ほんの少し前まで、「書く」という行為は紙と筆、という道具立てで行われた。

机の上に紙をのべ、筆に墨を含ませ腕と手首を縦に横にすべらせて書いてゆく。
優美な、なめらかな、アナログ的な動作だった…。

というような文を、いまの私はキーボードをたたいて「書いて」いる。
紙の代わりのモニターには、あらかじめ機械に装備されたフォントによる文字が表示されてゆく…。

これはもう「掻く」に由来する「書く」という動作から逸脱した行為かもしれない。

その動作に注目するなら「書きことば」ではなく「打ちことば」もしくは「たたきことば」と表現するほうがふさわしいかもしれないし、実際そのように提唱している人もいる。

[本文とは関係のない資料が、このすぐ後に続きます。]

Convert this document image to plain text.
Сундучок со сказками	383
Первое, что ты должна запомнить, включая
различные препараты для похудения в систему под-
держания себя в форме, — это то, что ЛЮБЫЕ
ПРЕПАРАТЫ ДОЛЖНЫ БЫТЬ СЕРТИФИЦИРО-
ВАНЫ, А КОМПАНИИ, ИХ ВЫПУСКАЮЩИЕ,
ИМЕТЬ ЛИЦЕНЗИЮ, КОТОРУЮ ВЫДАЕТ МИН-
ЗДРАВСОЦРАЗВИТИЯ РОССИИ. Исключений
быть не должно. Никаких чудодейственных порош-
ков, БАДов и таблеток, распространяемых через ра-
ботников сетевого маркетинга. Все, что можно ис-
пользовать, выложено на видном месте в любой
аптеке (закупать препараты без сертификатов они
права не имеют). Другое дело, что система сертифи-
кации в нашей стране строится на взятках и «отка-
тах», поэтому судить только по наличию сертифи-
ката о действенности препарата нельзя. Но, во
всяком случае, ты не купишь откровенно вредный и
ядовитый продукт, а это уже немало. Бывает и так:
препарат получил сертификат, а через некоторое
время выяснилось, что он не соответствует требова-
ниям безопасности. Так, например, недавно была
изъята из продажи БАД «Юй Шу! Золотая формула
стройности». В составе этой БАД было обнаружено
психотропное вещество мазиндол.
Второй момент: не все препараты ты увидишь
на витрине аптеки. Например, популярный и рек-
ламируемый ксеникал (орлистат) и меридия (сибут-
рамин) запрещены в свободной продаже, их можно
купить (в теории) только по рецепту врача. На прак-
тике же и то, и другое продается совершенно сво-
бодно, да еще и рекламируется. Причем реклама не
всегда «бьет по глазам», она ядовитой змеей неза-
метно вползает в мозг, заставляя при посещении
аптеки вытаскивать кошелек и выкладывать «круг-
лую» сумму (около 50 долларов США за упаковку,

ケータイなら、小さなボタンを押して文字言語を生成するのだから「押しことば」ということになるだろうか?
人々は目にもとまらぬ早業で、液晶画面に文字言語を打ちこんでゆく。
そこには本来の文字ばかりでなく、無数の絵文字や記号が混じり込み躍動する。

筆に墨を含ませ机上の紙に向かう時は、それなりの覚悟もしくは心構えが不可欠だった。
だから、「おしゃべりは好きだけれど、書くのはちょっと…」という人は多かった。

しかし、人々がケータイでメールを連発するとき、そこにはもう「書く」という意識はない。

ケータイやパソコンの文字言語は、姿かたちだけは文字言語でももう「書く」という行為によって生成される文字言語とはまったく別ものになっているのかもしれない。

「書く」というのは、アナログ的な優美な動作だった。

しかし、パソコンやケータイという道具で生成される文字言語は「打ちことば」であり、「たたきことば」であり、「押しことば」である。

「打つ」、「たたく」、「押す」…。
いずれも何がしかの攻撃性を秘めたデジタル的な動作である。

ネット上の言説にみられる攻撃性。
人々の思考や行動がどことなく切れ切れの、刹那的な印象を感じさせる今日このごろ。

このような傾向はどこかで文字言語の変容と関係していると思う。

いま「変容」というあたりさわりのない語を用いたけれど、本当は「荒廃」と表現したいところだ。
文字言語の荒廃への予感…。

それでも言語処理技術はますます高度化するにちがいない。
この先、文字言語はどこまで逸脱していくのだろうか?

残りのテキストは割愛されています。